From the special issue of the Friend in 2016 marking the centenary of the introduction of conscription, she picked out a phrase from David Boulton’s article (‘the knock on the door) to show in one section that that is the moment ‘that brings the great decision’.
The feelings about joining the military or not that were around in 1916 are highlighted by a quote from a military writer, doctor H Miller (‘By George, I’d have [universal] military training in Heaven!’) being set alongside key phrases from the Quaker Peace Testimony in its 1660 wording: ‘All bloody principles and practices we do utterly deny…’
Challenge
Emily Feldberg has been a campaigner for peace for many years. She was involved in the Greenham Common Women’s Peace Camp, and composed a special short oratorio for the fiftieth anniversary of Amnesty International, performed in Minehead in 2011. She has published resource material for music education and taught in schools.
She says: ‘Marking the centenary of the ending of the first world war is a challenge.
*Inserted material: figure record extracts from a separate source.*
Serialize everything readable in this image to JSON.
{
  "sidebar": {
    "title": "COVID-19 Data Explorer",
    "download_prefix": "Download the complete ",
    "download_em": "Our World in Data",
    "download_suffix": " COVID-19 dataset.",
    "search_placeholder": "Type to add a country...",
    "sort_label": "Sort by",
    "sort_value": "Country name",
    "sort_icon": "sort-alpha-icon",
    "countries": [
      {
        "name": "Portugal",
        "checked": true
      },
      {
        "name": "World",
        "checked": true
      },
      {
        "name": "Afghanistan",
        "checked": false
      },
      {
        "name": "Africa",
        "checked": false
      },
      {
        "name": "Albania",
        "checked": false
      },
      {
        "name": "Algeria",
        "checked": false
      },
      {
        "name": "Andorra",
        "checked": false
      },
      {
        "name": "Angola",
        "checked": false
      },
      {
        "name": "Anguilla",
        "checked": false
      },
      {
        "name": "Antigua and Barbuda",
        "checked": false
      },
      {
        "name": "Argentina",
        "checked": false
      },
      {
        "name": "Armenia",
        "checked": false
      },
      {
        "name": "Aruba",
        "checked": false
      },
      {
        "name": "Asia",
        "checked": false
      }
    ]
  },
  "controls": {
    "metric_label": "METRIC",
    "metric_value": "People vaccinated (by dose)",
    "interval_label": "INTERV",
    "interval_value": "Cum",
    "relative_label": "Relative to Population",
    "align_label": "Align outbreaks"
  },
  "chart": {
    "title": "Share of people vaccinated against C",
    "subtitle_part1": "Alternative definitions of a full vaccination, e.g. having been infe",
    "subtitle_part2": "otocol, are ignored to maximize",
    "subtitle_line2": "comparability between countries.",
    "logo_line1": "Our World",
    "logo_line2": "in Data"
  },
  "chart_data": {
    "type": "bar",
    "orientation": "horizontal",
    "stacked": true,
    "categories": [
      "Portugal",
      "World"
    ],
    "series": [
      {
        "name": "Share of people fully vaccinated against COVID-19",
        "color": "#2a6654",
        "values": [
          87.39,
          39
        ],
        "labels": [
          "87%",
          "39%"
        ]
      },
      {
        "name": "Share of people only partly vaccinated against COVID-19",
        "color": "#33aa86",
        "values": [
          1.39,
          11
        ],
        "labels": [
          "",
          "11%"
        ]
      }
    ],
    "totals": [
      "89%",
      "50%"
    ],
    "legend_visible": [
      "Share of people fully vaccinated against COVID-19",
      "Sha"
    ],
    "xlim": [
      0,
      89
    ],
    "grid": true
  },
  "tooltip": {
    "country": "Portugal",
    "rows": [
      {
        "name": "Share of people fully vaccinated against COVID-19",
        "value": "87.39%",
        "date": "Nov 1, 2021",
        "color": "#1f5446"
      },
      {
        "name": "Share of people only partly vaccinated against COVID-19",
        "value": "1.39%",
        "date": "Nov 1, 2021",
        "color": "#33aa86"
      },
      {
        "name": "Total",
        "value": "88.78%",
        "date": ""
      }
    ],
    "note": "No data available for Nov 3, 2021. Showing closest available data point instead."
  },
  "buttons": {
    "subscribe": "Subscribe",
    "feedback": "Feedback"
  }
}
I wanted to compose something that would reflect the huge variety of experiences of people caught up in it.’
Over the four years that the hour-long piece has been taking shape, far from being a shut-away composer, she has found that, from the beginning, this project has been shaped by the input of many different people… It really has become a community project.’ The eighty or so people in the choir and orchestra preparing for the first performance would confirm that.
The musical styles are very varied to reflect the texts, from patriotic fervour to extreme grief, cheerfulness in the face of danger to deep reflection. They include two that would not be out of place in Oh! What a Lovely War. One is the defiant attitude of women working in a munitions factory, well aware of the dangers but, in the words of a poem written in 1917 by Madeline Ida Bedford:
Afraid! Are you kidding? With money to spend,
Years back I wore tatters, now silk stockings, mi friend.
The other uses as its text a poem published in the trench newspaper The Wipers Times, which shows how humour was often used to help deal with the realities of life at the front:
Three Tommies sat in a trench one day
Discussing the war in the usual way.
They talked of the mud and they talked of the Hun
Of what was to do and what had been done…
But the point which they argued from post back to pillar,
Was whether Notts County could beat Aston Villa.
It’s humour, but it’s not funny. The whole piece is in sorrow not triumph. Commitment to duty and bravery are there, though the view throughout is from those caught up in the war, not leading or commanding it.
Lest we forget
The final lines start with a quote from another member of the FAU, Ernest Pettifer, and end with a heartfelt reminder:
Peace has come to a suffering world
Suffering, suffering world.
Lest we forget.
Lest we forget, lest we forget.
Lest we forget.
The first performance of Fragments is in Minehead on 10 November. The date is intentional – giving an opportunity to reflect on the events and feelings to which the 1914-18 war gave rise, and their significance today when wars are still seen as solutions even if, so often, they just add to problems.
Friends and many others will be grateful to Emily Feldberg for making the past reach into the present in this powerful way, and to her partner and project manager Elizabeth Atkinson for bringing it all to fruition. Thanks are also due to the Arts Council England and many others for their backing.
I hope the first performance may be followed by many others as different choirs take up the opportunity to present some of the fragments from the war of a century ago.